What are we to do in such circumstances?
If any of you lack wisdom, let him ask of God, that giveth to all men liberally, and upbraideth not; and it shall be given him.It never was about finding a man to follow. It's always been about finding God for ourselves. Of course other mortals can point the way to Christ, but ultimately the journey to find him is undertaken alone, "relying wholly upon the merits of him who is mighty to save." (2 Nephi 31:19)
His voice is yet in scripture. His voice is yet in the flood of revelation that came through Joseph Smith. And His voice will yet speak to all who will ask and listen. His words never cease. (Moses 1:4)
But seeking Him will take work. And faith. And it may require letting go of cherished, but false, traditions. And that might be uncomfortable.

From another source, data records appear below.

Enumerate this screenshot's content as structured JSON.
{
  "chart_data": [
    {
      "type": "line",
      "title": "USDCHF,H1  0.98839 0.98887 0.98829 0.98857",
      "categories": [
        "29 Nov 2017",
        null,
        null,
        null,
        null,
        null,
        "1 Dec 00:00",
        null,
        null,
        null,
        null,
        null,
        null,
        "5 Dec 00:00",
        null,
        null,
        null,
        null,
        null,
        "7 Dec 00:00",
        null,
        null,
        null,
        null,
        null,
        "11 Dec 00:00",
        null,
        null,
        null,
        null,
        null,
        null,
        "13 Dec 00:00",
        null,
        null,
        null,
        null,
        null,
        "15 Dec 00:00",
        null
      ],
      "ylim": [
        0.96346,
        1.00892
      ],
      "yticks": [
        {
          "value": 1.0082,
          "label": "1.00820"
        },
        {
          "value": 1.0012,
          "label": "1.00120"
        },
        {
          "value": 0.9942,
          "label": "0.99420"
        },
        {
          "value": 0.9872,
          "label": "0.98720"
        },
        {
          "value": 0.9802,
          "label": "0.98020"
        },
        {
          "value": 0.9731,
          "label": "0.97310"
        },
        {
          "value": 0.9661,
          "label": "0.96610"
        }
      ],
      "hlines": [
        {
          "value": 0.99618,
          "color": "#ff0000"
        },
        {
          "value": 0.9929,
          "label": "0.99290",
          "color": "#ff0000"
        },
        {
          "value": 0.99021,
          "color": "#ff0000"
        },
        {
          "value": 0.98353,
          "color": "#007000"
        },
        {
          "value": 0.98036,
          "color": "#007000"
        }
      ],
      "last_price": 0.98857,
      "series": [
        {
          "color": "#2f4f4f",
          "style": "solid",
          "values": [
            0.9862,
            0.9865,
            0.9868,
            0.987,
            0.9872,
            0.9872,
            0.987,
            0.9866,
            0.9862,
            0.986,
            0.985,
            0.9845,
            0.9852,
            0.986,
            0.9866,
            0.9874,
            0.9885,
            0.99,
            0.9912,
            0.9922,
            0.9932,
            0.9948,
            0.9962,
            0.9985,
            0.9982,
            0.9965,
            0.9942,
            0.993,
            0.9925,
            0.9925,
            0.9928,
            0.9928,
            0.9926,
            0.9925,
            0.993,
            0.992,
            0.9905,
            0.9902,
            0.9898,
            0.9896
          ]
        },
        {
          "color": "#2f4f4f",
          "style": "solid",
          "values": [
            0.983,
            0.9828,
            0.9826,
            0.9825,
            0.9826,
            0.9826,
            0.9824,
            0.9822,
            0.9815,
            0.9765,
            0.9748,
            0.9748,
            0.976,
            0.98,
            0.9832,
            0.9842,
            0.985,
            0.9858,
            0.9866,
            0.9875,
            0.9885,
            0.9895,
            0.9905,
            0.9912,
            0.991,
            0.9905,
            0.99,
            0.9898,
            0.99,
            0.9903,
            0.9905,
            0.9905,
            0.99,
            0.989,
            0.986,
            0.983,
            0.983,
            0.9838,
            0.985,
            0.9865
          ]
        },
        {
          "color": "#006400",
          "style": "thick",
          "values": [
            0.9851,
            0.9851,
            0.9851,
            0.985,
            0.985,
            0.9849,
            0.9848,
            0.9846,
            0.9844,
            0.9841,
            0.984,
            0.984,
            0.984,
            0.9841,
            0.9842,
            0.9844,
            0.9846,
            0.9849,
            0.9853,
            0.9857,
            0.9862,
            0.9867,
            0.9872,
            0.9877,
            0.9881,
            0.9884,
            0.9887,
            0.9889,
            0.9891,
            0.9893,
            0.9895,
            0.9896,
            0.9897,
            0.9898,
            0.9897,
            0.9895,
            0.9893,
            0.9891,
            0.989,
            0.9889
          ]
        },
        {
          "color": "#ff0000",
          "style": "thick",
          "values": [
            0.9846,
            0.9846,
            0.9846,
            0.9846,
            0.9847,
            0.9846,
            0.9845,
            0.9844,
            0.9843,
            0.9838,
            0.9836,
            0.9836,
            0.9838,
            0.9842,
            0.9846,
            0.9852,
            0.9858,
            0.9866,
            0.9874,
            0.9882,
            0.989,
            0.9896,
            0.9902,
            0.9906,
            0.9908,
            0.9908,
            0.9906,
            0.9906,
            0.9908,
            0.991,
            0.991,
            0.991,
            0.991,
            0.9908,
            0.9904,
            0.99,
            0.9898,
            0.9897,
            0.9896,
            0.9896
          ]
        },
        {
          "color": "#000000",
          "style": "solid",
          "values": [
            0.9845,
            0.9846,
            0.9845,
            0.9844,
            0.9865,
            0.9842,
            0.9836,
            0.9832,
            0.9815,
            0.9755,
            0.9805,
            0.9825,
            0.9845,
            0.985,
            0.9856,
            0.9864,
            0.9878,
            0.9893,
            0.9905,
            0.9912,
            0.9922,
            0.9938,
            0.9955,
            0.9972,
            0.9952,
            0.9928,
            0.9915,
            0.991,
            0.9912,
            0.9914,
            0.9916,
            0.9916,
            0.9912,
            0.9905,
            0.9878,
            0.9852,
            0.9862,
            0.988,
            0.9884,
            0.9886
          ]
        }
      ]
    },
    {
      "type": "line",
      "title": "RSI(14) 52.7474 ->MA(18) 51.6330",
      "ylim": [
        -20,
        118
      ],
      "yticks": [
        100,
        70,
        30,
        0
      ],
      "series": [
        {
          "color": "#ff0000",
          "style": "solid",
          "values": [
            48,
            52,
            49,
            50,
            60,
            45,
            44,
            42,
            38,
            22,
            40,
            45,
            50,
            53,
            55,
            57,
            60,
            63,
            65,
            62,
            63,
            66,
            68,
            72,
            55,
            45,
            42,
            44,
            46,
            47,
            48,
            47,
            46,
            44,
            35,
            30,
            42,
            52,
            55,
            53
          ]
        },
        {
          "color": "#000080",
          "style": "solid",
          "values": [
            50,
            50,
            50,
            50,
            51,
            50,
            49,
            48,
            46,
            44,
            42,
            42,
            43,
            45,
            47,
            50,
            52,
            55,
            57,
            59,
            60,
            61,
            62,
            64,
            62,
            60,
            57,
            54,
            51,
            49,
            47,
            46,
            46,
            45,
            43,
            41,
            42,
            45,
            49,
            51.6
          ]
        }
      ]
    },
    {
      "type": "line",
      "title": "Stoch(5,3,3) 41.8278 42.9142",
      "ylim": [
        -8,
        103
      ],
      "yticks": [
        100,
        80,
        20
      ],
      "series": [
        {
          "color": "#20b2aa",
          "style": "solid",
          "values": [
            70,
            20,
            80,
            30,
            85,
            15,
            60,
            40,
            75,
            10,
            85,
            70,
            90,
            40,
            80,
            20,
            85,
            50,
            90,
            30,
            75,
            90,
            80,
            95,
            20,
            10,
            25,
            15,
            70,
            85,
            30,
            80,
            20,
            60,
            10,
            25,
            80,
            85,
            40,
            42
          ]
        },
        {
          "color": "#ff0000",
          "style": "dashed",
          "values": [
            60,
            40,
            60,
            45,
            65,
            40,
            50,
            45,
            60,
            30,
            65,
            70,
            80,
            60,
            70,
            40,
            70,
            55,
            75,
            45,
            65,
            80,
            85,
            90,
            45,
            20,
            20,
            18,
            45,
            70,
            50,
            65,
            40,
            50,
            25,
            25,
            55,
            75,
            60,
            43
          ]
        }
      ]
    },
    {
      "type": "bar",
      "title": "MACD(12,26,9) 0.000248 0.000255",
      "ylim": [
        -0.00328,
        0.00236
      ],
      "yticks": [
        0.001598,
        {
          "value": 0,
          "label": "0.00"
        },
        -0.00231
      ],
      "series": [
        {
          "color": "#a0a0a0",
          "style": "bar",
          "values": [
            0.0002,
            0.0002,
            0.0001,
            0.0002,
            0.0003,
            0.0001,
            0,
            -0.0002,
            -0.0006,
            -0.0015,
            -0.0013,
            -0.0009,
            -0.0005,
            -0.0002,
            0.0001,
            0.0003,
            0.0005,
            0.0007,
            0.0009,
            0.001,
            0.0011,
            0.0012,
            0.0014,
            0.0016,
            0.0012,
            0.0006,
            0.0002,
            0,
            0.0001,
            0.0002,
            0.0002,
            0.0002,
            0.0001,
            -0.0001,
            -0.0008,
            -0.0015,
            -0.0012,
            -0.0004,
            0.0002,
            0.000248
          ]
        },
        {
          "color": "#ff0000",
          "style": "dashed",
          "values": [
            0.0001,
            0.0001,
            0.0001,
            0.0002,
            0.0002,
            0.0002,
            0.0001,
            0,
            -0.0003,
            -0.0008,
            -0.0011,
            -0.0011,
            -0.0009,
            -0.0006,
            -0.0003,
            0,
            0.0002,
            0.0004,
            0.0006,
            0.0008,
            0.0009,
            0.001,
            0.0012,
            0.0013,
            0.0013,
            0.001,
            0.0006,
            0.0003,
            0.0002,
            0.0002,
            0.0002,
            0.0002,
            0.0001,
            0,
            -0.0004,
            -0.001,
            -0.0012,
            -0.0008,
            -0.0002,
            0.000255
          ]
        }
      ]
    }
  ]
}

So it might be more entertaining to just go read this article about what prophets have said on the topic of Santa Claus. Oh—and I hear the Muppets are delivering the glad tidings of great joy this year too!
Yep, that'll do it.
And the people bowed and prayed
To the neon god they made
And the sign flashed out its warning
In the words that it was forming
And the sign said
"The words of the prophets are written on the subway walls
And tenement halls
And whispered in the sound of silence"
(Paul Simon, The Sound of Silence)
Oh that we would turn to God ourselves, search the scriptures, cry in mighty prayer, and seek to know Him. Then, having obtained a hope in Christ, perhaps we may again hear words over the pulpit like those of Benjamin:
My brethren, all ye that have assembled yourselves together, you that can hear my words which I shall speak unto you this day; for I have not commanded you to come up hither to trifle with the words which I shall speak, but that you should hearken unto me, and open your ears that ye may hear, and your hearts that ye may understand, and your minds that the mysteries of God may be unfolded to your view.